First of all, I got this Crockpot Lasagna recipe a year ago from Missy at Sweet Funky Vintage. She posted this on her blog, and I meant to try it before now. I made it yesterday and have leftovers to eat and some to freeze for later. Here is the recipe:
1 lb. ground beef
1 onion, chopped
1 clove garlic, minced
1 jar spaghetti sauce (26 oz)
1 can tomato paste (6 oz)
1 c water
1 tsp oregano
1 tsp salt
1 package no boil lasagna noodles
1 1/2 c ricotta (or cottage cheese if you prefer)
4 c shredded mozzarella
1/2 c shredded parmesan
In skillet, brown ground beef with onion and garlic. Drain. Add spaghetti sauce, tomato paste, water, oregano and salt.

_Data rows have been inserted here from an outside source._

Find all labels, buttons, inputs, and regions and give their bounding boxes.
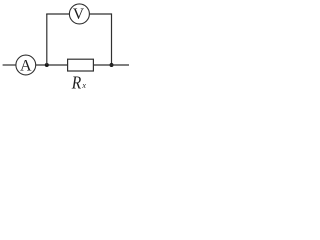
wire: ammeter to resistor <box>36 64 68 66</box>
node: left junction dot <box>45 63 49 67</box>
wire: voltmeter to top right <box>89 13 111 15</box>
ammeter A1 circle <box>16 55 36 75</box>
resistor Rx box <box>68 59 94 71</box>
wire: left vertical branch <box>46 14 48 65</box>
node: right junction dot <box>110 63 114 67</box>
voltmeter V1 circle <box>69 4 89 24</box>
svg-text:A: A <box>20 58 32 75</box>
wire: right vertical branch <box>111 13 113 65</box>
svg-text:R: R <box>71 72 81 92</box>
wire: top left to voltmeter <box>46 13 69 15</box>
wire: left stub to ammeter <box>3 64 16 66</box>
svg-text:x: x <box>81 81 86 90</box>
wire: resistor to right end <box>93 64 129 66</box>
svg-text:V: V <box>73 6 85 23</box>
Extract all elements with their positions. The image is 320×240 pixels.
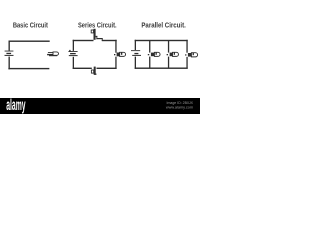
battery B3 (parallel circuit) bbox=[131, 50, 141, 56]
svg-text:Basic Circuit: Basic Circuit bbox=[13, 22, 49, 30]
lamp L6 (parallel branch 2) bbox=[167, 52, 179, 56]
svg-text:Series Circuit.: Series Circuit. bbox=[78, 22, 117, 30]
wire: basic circuit bottom line bbox=[8, 68, 49, 69]
lamp L5 (parallel branch 1) bbox=[148, 52, 160, 56]
wire: series circuit top line left segment bbox=[73, 40, 94, 41]
wire: series circuit left wire lower segment bbox=[73, 57, 74, 69]
lamp L1 (basic circuit right) bbox=[47, 52, 58, 56]
svg-text:alamy: alamy bbox=[6, 96, 26, 114]
lamp L3 (series circuit right) bbox=[114, 52, 126, 56]
wire: series circuit right wire upper segment bbox=[115, 40, 116, 53]
wire: series circuit left wire upper segment bbox=[73, 40, 74, 51]
svg-text:www.alamy.com: www.alamy.com bbox=[166, 105, 193, 109]
wire: basic circuit left wire upper segment bbox=[9, 41, 10, 51]
battery B1 (basic circuit) bbox=[5, 51, 14, 56]
wire: series circuit right wire lower segment bbox=[115, 57, 116, 69]
wire: series circuit bottom line left segment bbox=[73, 68, 92, 69]
wire: parallel circuit left wire upper segment bbox=[135, 40, 136, 50]
wire: parallel circuit left wire lower segment bbox=[135, 57, 136, 69]
wire: series circuit top line step segments bbox=[96, 36, 117, 41]
wire: parallel circuit top line bbox=[135, 40, 188, 41]
alamy watermark bar bbox=[0, 98, 200, 114]
lamp L4 (series circuit bottom) bbox=[91, 67, 96, 75]
wire: parallel branch 2 upper segment bbox=[168, 40, 169, 52]
wire: parallel branch 1 lower segment bbox=[149, 57, 150, 69]
wire: series circuit bottom line right segment bbox=[97, 68, 117, 69]
lamp L2 (series circuit top) bbox=[91, 29, 95, 40]
wire: parallel right wire upper segment bbox=[186, 40, 187, 53]
svg-text:Parallel Circuit.: Parallel Circuit. bbox=[141, 22, 186, 30]
wire: basic circuit left wire lower segment bbox=[9, 57, 10, 70]
wire: parallel branch 1 upper segment bbox=[149, 40, 150, 52]
wire: parallel right wire lower segment bbox=[186, 57, 187, 69]
wire: basic circuit top line bbox=[9, 41, 50, 42]
lamp L7 (parallel right) bbox=[185, 53, 198, 57]
wire: parallel branch 2 lower segment bbox=[168, 57, 169, 69]
battery B2 (series circuit) bbox=[68, 50, 77, 56]
wire: parallel circuit bottom line bbox=[135, 68, 188, 69]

(Note from Marianna: The size of your crockpot will determine how many layers you get. My oval 6 quart fit 3 layers, so I basically split the mixtures into 3 parts. It was a little awkward arranging the noodles. I broke them up for the edges. That didn't affect the taste one bit. The ricotta cheese was hard to spread, so I washed my hands well and used my fingers.)

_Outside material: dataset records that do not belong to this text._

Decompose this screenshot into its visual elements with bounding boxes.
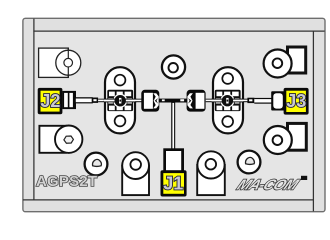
svg-text:MA-COM: MA-COM (234, 177, 302, 193)
via pad mid-right (238, 151, 261, 174)
component C2 left coupling cap (141, 90, 159, 112)
mounting pad bottom-left (39, 126, 82, 153)
connector J3 label (284, 88, 309, 115)
svg-text:AGPS2T: AGPS2T (36, 173, 97, 190)
wire junction segment (159, 99, 188, 103)
logo TM mark (301, 176, 307, 180)
filter FL1 left (107, 90, 133, 111)
wire bead to left filter (98, 99, 105, 103)
svg-text:J2: J2 (40, 91, 60, 111)
hole left obround top (115, 75, 126, 86)
filter FL1 center element (115, 95, 126, 106)
component C3 right coupling cap (187, 90, 206, 112)
pad obround left (105, 67, 135, 133)
wire across right obround (212, 99, 244, 103)
wire obround to right bead (243, 99, 248, 103)
wire C3 to right obround (206, 99, 214, 103)
via pad mid-left (85, 153, 108, 176)
mounting pad top-right (264, 47, 306, 78)
wire across left obround (104, 99, 136, 103)
board edge bottom rail (23, 199, 314, 201)
mounting pad top-left (39, 48, 81, 77)
standoff bottom-center-left (122, 152, 149, 195)
hole right obround top (222, 73, 233, 84)
board edge right rail (312, 31, 314, 212)
wire obround to C2 (135, 99, 142, 103)
hole right obround bottom (222, 116, 233, 127)
pad obround right (213, 67, 243, 133)
component C1 bead on J2 line (92, 98, 98, 103)
connector J3 body (271, 91, 285, 110)
wire vertical to J1 (171, 100, 175, 150)
filter FL2 center element (222, 95, 233, 106)
mounting pad bottom-right (264, 123, 307, 154)
board edge left rail (33, 19, 35, 200)
connector J2 label (38, 88, 63, 114)
svg-text:J3: J3 (286, 91, 306, 111)
board outer frame (23, 18, 325, 211)
wire J3 feedline thick (254, 98, 272, 104)
standoff bottom-center-right (197, 151, 225, 195)
board inner area (34, 31, 313, 200)
connector J2 body (62, 91, 76, 109)
filter FL2 right (215, 90, 241, 111)
connector J1 body (163, 148, 184, 171)
svg-text:J1: J1 (163, 174, 183, 194)
connector J1 label (161, 170, 187, 196)
logo MA-COM (234, 177, 302, 193)
via pad top-center (162, 55, 185, 78)
component C4 bead on J3 line (247, 98, 254, 103)
hole left obround bottom (115, 116, 126, 127)
wire J2 feedline thick (76, 97, 93, 103)
board edge top rail (33, 30, 324, 32)
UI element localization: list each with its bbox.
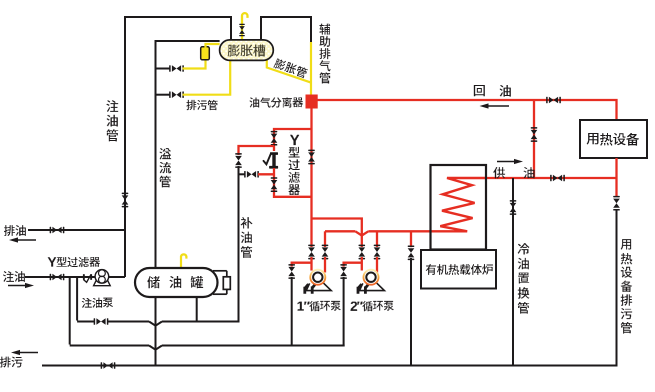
wire: supply oil line (red) [486, 177, 617, 179]
valve on vent hook [239, 24, 245, 36]
valve on tie line [531, 127, 538, 142]
junction chamfer bypass/overflow [149, 322, 162, 326]
wire: drain header y=345.5 [70, 345, 345, 347]
wire: pump1 nozzles (red) [312, 257, 326, 273]
label 辅助排气管 [320, 24, 331, 84]
label 注油管 [107, 100, 119, 141]
wire: main supply drop from separator (red) [310, 109, 312, 248]
wire: storage tank vent hook [181, 254, 186, 269]
gauge pot on expansion tank [201, 47, 210, 60]
wire: auxiliary vent pipe black part [261, 17, 311, 43]
valve on pump bypass [94, 318, 109, 325]
label 溢流管 [160, 148, 172, 187]
label 膨胀槽 [228, 44, 266, 56]
valve make-up upper [235, 153, 242, 168]
arrow supply flow (right) [497, 159, 523, 164]
label 储油罐 [148, 276, 204, 288]
label 1″循环泵 [298, 301, 341, 311]
valve on cold oil pipe [510, 200, 517, 215]
wire: equipment connection (red) [615, 158, 617, 197]
valve pump2 drain [340, 264, 347, 279]
label 用热设备排污管 [621, 239, 632, 333]
arrow oil drain (left) [9, 237, 36, 242]
oil-gas separator (red block) [306, 95, 318, 109]
valve on supply line [550, 175, 565, 182]
wire: furnace drain (red) [410, 231, 412, 247]
wire: expansion pipe 膨胀管 [267, 58, 311, 83]
wire: expansion tank vent hook [242, 13, 248, 41]
label 2″循环泵 [351, 301, 394, 311]
expansion tank 膨胀槽 [220, 40, 274, 61]
wire: blowdown stub 2 yellow [183, 60, 231, 95]
valve pump2 discharge [374, 245, 381, 260]
junction chamfer drain/overflow [149, 346, 162, 350]
valve blowdown 1 [169, 65, 184, 72]
label 排污 [0, 357, 23, 368]
valve pump1 drain [288, 264, 295, 279]
label 油气分离器 [250, 97, 304, 107]
junction chamfer on header [355, 231, 368, 235]
wire: cold oil replacement pipe [512, 178, 514, 366]
wire: pump2 discharge riser (red) [376, 231, 378, 247]
valve on return header [546, 97, 561, 104]
pump 注油泵 (injection pump) [94, 270, 111, 286]
valve pump2 suction [359, 245, 366, 260]
valve pump1 discharge [322, 245, 329, 260]
wire: furnace drain drop (black) [410, 258, 412, 366]
valve pump1 suction [308, 245, 315, 260]
label 排油 [4, 225, 26, 236]
wire: discharge header (red) [325, 230, 431, 232]
wire: blowdown stub 1 black part [156, 68, 171, 70]
valve on injection riser [122, 193, 129, 208]
wire: make-up branch (red) [239, 146, 275, 155]
valve blowdown 2 [169, 91, 184, 98]
valve oil injection [50, 274, 65, 281]
valve on main drop [308, 150, 315, 165]
furnace coil housing [431, 165, 487, 250]
wire: oil injection line 注油 [25, 276, 125, 278]
Y-filter U1 (red line strainer) [264, 152, 279, 168]
label 回油 [474, 85, 511, 97]
label 膨胀管 (rotated) [273, 58, 308, 79]
wire: pump1 drain stub (red) [292, 263, 312, 267]
wire: pump2 drain stub (red) [344, 263, 362, 267]
label 冷油置换管 [518, 243, 530, 313]
wire: injection branch drop 2 [76, 277, 78, 321]
wire: blowdown line 排污 y=365.5 [42, 365, 617, 367]
wire: return oil header (red) [318, 100, 617, 121]
pump P1 (1st circulating pump) [305, 270, 331, 294]
valve blowdown main [101, 362, 116, 369]
label 注油泵 [82, 298, 113, 308]
valve furnace drain [408, 245, 415, 260]
Y-strainer on injection line [83, 274, 92, 282]
storage tank level gauge [213, 271, 230, 294]
wire: furnace coil (red zigzag) [431, 178, 487, 231]
valve make-up cross [244, 171, 259, 178]
label 排污管 [187, 100, 218, 110]
wire: blowdown stub 2 black part [156, 94, 171, 96]
wire: make-up cross stub (black) [239, 173, 246, 175]
wire: injection branch drop 1 [69, 277, 71, 345]
furnace body 有机热载体炉 [421, 250, 496, 289]
wire: auxiliary vent pipe yellow part [310, 42, 312, 96]
wire: pump2 drain drop (black) [343, 277, 345, 347]
label 补油管 [241, 217, 253, 258]
wire: return-supply tie line x=534 [533, 100, 535, 178]
label 用热设备 [587, 133, 639, 146]
wire: pump1 discharge riser (red) [324, 231, 326, 247]
wire: make-up oil pipe 补油管 (black) [238, 166, 240, 323]
wire: gauge to tank yellow [206, 44, 220, 48]
wire: blowdown stub 1 yellow [183, 60, 206, 69]
valve bypass lower [271, 177, 278, 192]
wire: pump1 drain drop (black) [291, 277, 293, 347]
heat equipment 用热设备 [580, 120, 647, 158]
label Y型过滤器 (injection) [48, 257, 100, 267]
wire: storage tank outlet right [196, 296, 198, 323]
arrow return flow (left) [480, 103, 510, 108]
wire: equipment blowdown pipe (black) [616, 210, 618, 367]
arrow oil injection (right) [8, 283, 34, 288]
wire: bypass loop top (red) [274, 129, 312, 151]
label Y型过滤器 [289, 135, 300, 195]
wire: make-up cross stub (red) [258, 173, 275, 175]
label 有机热载体炉 [426, 264, 493, 275]
wire: pump bypass line y=321.5 [77, 321, 238, 323]
label 供油 [494, 167, 535, 178]
wire: oil drain line 排油 [28, 229, 125, 231]
wire: suction branch to pump2 (red) [312, 219, 362, 248]
wire: injection riser 注油管 x=125 with top header to expansion tank [125, 17, 231, 277]
pump P2 (2nd circulating pump) [358, 270, 384, 294]
wire: pump2 nozzles (red) [362, 257, 377, 273]
wire: bypass loop bottom (red) [274, 168, 312, 197]
valve bypass upper [271, 131, 278, 146]
valve equipment drain [613, 196, 620, 211]
arrow blowdown (left) [11, 350, 38, 355]
storage tank 储油罐 [135, 268, 218, 297]
label 注油 [3, 271, 25, 282]
valve oil drain [50, 227, 65, 234]
wire: overflow pipe 溢流管 x=155.5 [156, 41, 220, 366]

In crockpot, place 1/4 of the meat sauce mixture (for me it was 1/3). Place one layer of noodles. Place one layer of ricotta, sprinkle layer of mozzarella and parmesan. Continue layering.
Cook on low 4-5 hours!
Next, I decided to make some homemade pancakes. I don't know who posted this recipe. It was in the comment section of the frugal breakfast recipes. Jeremy, Samuel, and I ate these pancakes. Samuel doesn't seem to like pancakes, but Jeremy and I enjoyed them. For those of you who can't imagine why I would make them from scratch, I can assure you that it took about 5 minutes to make the batter. I'm not kidding. Just 5 minutes... I use buttermilk from the baking aisle. It's in a small paper container, and you just add water to it. Once you open it you have to remember to refrigerate it, but if you're like me, it would be a huge waste of money to buy regular buttermilk. You could also use the vinegar idea in the recipe.
Pancakes from Scratch
1 tablespoon sugar
1 teaspoon baking powder
1/2 teaspoon baking soda
1/4 teaspoon salt
1 beaten egg
1 cup buttermilk or sour milk (add 1 tablespoon vinegar to 1 cup of milk and let sit 5 minutes)
2 tablespoons cooking oil
Mix everything together. Pour 1/4 cup onto hot, lightly greased griddle. Turn over when top is bubbly and edges are slightly dry. Makes 8 pancakes.